Темное солнце | страница 75



Петра из Познани неугомонный рыцарь обозвал возвысившимся холуем, предателем, плевком сатаны и уродом, которого больше всего красит его шрам, после чего клятвенно пообещал помочиться на его труп, когда тот околеет.

Меньше всех досталось ксендзу Домбровскому — ему крестоносец посулил гореть в заднице у дьявола до скончания веков. По части ругани фон Ансбаху воистину не было равных; на каждое оскорбление противоположной стороны он придумывал по десять новых, которые совершенно затмевали польское красноречие, и его товарищи вторили ему радостным хохотом, от которого с окрестных деревьев в испуге снимались птицы.

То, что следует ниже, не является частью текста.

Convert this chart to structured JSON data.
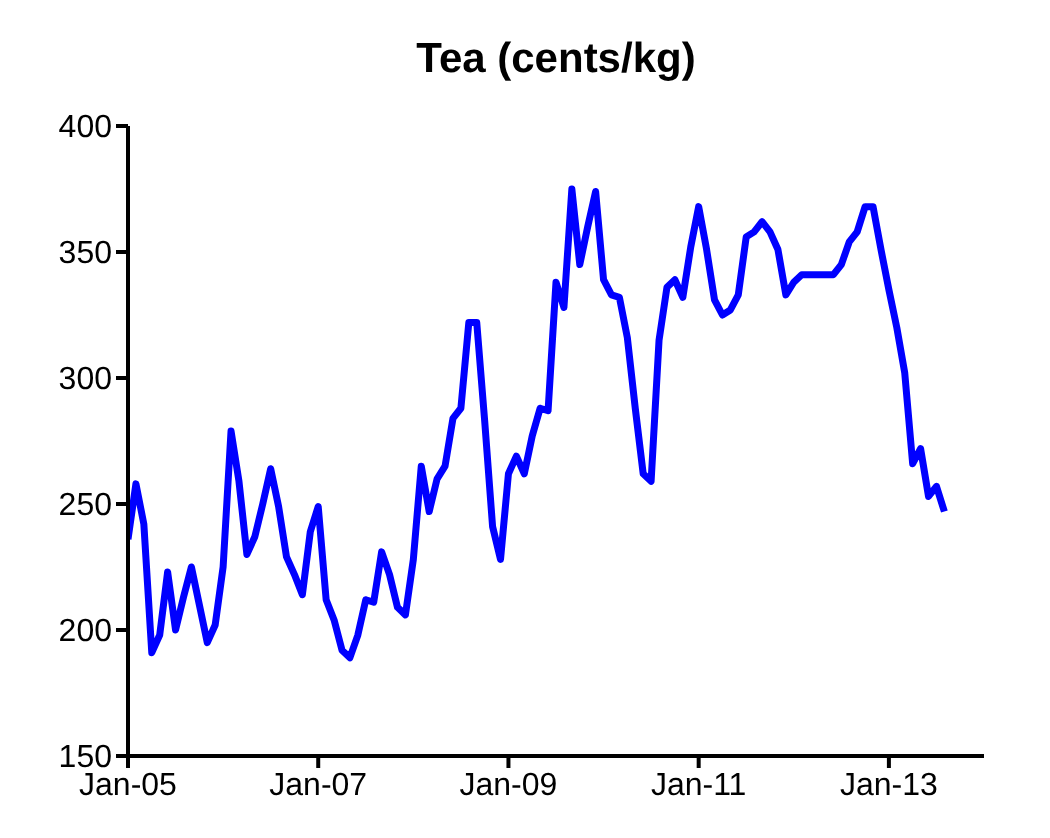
{
  "chart_data": {
    "type": "line",
    "title": "Tea (cents/kg)",
    "x": [
      "2005-01",
      "2005-02",
      "2005-03",
      "2005-04",
      "2005-05",
      "2005-06",
      "2005-07",
      "2005-08",
      "2005-09",
      "2005-10",
      "2005-11",
      "2005-12",
      "2006-01",
      "2006-02",
      "2006-03",
      "2006-04",
      "2006-05",
      "2006-06",
      "2006-07",
      "2006-08",
      "2006-09",
      "2006-10",
      "2006-11",
      "2006-12",
      "2007-01",
      "2007-02",
      "2007-03",
      "2007-04",
      "2007-05",
      "2007-06",
      "2007-07",
      "2007-08",
      "2007-09",
      "2007-10",
      "2007-11",
      "2007-12",
      "2008-01",
      "2008-02",
      "2008-03",
      "2008-04",
      "2008-05",
      "2008-06",
      "2008-07",
      "2008-08",
      "2008-09",
      "2008-10",
      "2008-11",
      "2008-12",
      "2009-01",
      "2009-02",
      "2009-03",
      "2009-04",
      "2009-05",
      "2009-06",
      "2009-07",
      "2009-08",
      "2009-09",
      "2009-10",
      "2009-11",
      "2009-12",
      "2010-01",
      "2010-02",
      "2010-03",
      "2010-04",
      "2010-05",
      "2010-06",
      "2010-07",
      "2010-08",
      "2010-09",
      "2010-10",
      "2010-11",
      "2010-12",
      "2011-01",
      "2011-02",
      "2011-03",
      "2011-04",
      "2011-05",
      "2011-06",
      "2011-07",
      "2011-08",
      "2011-09",
      "2011-10",
      "2011-11",
      "2011-12",
      "2012-01",
      "2012-02",
      "2012-03",
      "2012-04",
      "2012-05",
      "2012-06",
      "2012-07",
      "2012-08",
      "2012-09",
      "2012-10",
      "2012-11",
      "2012-12",
      "2013-01",
      "2013-02",
      "2013-03",
      "2013-04",
      "2013-05",
      "2013-06",
      "2013-07",
      "2013-08"
    ],
    "series": [
      {
        "color": "#0000ff",
        "values": [
          236,
          258,
          242,
          191,
          198,
          223,
          200,
          213,
          225,
          210,
          195,
          202,
          225,
          279,
          259,
          230,
          237,
          250,
          264,
          249,
          229,
          222,
          214,
          239,
          249,
          212,
          204,
          192,
          189,
          198,
          212,
          211,
          231,
          222,
          209,
          206,
          228,
          265,
          247,
          260,
          265,
          284,
          288,
          322,
          322,
          283,
          241,
          228,
          262,
          269,
          262,
          277,
          288,
          287,
          338,
          328,
          375,
          345,
          360,
          374,
          339,
          333,
          332,
          316,
          288,
          262,
          259,
          315,
          336,
          339,
          332,
          352,
          368,
          351,
          331,
          325,
          327,
          333,
          356,
          358,
          362,
          358,
          351,
          333,
          338,
          341,
          341,
          341,
          341,
          341,
          345,
          354,
          358,
          368,
          368,
          351,
          335,
          320,
          302,
          266,
          272,
          253,
          257,
          247
        ]
      }
    ],
    "xlim": [
      "2005-01",
      "2014-01"
    ],
    "xticks": [
      {
        "value": "2005-01",
        "label": "Jan-05"
      },
      {
        "value": "2007-01",
        "label": "Jan-07"
      },
      {
        "value": "2009-01",
        "label": "Jan-09"
      },
      {
        "value": "2011-01",
        "label": "Jan-11"
      },
      {
        "value": "2013-01",
        "label": "Jan-13"
      }
    ],
    "ylim": [
      150,
      400
    ],
    "yticks": [
      150,
      200,
      250,
      300,
      350,
      400
    ],
    "grid": false,
    "legend": false,
    "marker": "none",
    "line_style": "solid"
  }
}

Всем присутствующим вообще без различения пола и звания фон Ансбах пожелал поскорее оказаться в аду, ибо там их уже заждались, и выразил надежду, что сам препроводит их туда. Он проклял их родителей, ничтожных во всех отношениях, которые умудрились произвести на свет столь жалких недоумков, и родителей родителей, которые, по его словам, были еще хуже.

Более того, он замахнулся даже на потомство аж до десятого колена, огорошив поляков заявлением, что их дети будут хилые, убогие, рогатые и дружно презираемые всем христианским миром, что по тогдашним меркам было едва ли не худшим из всех возможных оскорблений. Не успокоившись, однако, на достигнутом, он дошел до того, что пообещал осчастливить жен польских шляхтичей и их дочерей, которые в своей распущенности наверняка только и мечтают об этом.

— А теперь, — заорал он, — попробуйте напасть на нас, и тех из вас, кто останется в живых после этого, я с превеликим удовольствием повешу на их собственных кишках!

Князь Доминик колебался. После всего, что было сказано, бой казался неизбежным; но крестоносцев было больше, и если бы он потерпел от них поражение на собственной земле, это покрыло бы его несмываемым позором. Отступление тоже было позором, но меньшим. Князь оглянулся на верного Петра, ища у него поддержки.

— Их много, и они разъярены, — — тихо сказал Петр. — Мы не сможем биться с ними. Надо вернуться в замок и отписать королю обо всем, что случилось.

Князь кивнул и обернулся к фон Ансбаху.

— Мы еще встретимся! — крикнул он немцу и, развернув лошадь, поскакал обратно.

— Скатертью дорога! — крикнул фон Ансбах и замысловато выбранился по-немецки.

За князем двинулась вся польская дружина, немало удрученная происшедшим, а последним скакал ксендз Домбровский, конь которого так и норовил сбросить его с седла.